The Social Media Exchange: The Unconscious Trade We All Make Many Times a Day


I would play with my dog, but I think I’ll check Facebook first. Cha-ching. I have this funny idea, but instead of sharing it with my co-worker, I’ll just post it on Twitter. Cha-ching. I would try to resurrect this stuttering conversation, but I need to see how many likes my latest Instagram post has accumulated first. Chaaaaa-ching.

Many times throughout the day, we exchange our time and energy for social media currency. We’re not even aware that we’re trading most of the time. And sometimes, our social media trades are bad business.

I love social media. The connections, ideas, and opportunities it creates are revolutionizing the way the world works at every level. But as I hoard notifications, retweets, and likes, I worry about the effect of social media on the moments of our lives—the ones we’re missing.

I use my phone as an alarm, and when I wake up I almost immediately check my email, social media, and texts. But while I mine my precious social currency on my phone, I’m missing the sunlight streaming in through the window. I’m missing the sounds of the morning. I’m not remembering what I was dreaming about in the night.

We may not think of it as such, but our time and energy are the most valuable currencies we have. We only ever have this moment once, and then it’s gone. We only have today once.

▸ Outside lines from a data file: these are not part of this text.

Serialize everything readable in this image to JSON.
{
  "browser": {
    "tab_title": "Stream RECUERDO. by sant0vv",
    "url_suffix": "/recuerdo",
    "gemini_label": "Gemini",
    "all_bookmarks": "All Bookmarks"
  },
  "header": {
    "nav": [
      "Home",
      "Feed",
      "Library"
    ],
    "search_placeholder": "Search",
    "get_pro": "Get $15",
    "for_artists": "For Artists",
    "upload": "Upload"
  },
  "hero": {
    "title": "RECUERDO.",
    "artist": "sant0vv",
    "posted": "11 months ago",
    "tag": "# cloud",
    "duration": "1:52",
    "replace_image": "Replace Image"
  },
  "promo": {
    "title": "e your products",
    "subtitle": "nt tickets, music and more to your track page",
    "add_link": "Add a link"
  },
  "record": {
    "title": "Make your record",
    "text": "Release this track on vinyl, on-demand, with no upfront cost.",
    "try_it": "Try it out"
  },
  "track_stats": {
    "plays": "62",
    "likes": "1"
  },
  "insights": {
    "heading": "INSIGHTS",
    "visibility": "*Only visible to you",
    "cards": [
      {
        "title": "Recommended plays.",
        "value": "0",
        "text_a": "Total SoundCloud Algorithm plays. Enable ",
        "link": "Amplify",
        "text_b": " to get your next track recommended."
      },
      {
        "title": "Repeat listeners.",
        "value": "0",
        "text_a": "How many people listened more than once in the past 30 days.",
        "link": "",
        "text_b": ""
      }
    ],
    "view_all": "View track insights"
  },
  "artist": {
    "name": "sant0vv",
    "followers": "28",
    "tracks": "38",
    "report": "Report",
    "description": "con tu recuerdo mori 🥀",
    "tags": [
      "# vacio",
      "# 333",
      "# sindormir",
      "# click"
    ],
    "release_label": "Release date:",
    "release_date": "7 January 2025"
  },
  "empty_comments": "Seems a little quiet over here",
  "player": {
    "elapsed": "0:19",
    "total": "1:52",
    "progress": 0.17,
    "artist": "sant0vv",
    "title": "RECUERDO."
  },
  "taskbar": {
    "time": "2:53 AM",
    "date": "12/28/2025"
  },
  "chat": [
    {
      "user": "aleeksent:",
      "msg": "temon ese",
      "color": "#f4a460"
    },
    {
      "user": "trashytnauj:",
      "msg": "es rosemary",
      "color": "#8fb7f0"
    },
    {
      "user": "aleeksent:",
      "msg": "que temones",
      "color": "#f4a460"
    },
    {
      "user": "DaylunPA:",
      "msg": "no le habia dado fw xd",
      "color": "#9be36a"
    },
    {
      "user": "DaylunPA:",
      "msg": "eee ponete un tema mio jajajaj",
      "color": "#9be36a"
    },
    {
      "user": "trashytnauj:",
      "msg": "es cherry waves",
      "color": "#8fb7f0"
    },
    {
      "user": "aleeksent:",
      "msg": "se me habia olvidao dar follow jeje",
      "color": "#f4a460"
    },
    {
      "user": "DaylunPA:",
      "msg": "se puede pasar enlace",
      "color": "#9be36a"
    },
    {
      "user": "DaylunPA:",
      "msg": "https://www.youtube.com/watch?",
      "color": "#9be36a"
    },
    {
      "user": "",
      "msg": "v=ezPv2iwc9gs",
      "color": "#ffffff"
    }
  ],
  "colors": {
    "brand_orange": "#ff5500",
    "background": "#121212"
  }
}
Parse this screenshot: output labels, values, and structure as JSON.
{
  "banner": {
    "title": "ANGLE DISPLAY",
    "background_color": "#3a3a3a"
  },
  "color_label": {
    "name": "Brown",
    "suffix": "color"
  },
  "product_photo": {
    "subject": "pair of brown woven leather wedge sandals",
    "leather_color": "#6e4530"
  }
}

We should drive a hard bargain for our most valuable resource, but often times we trade it away without even thinking. I think we’ll have had the experience of consciously logging out of Facebook and then inexplicably finding yourself back on it a few minutes later.

When we check Facebook instead of talking to the person next to us, is that a good trade for us? Are we hard-wiring ourselves to document our experiences instead of simply enjoying them?

I attend a meditation retreat every year where I turn my phone off and leave it off for 14 straight days. It gets harder every year, but it also becomes more necessary every year. The present is where life happens. It’s the only thing we ever have.

Sometimes social media is just bad business—for ourselves and for the people around us. I’d like to gently suggest to you—and to myself—to be a little more mindful of when you’re mining for social media gold. Turn your phone off for an hour, if you dare. What does your apartment really sounds like? What does your office smell like? How did the sun feel on your face on the way to the subway? Life is measured in these moments.

Drive a hard bargain, friends. Your time and energy is the most valuable currency you have.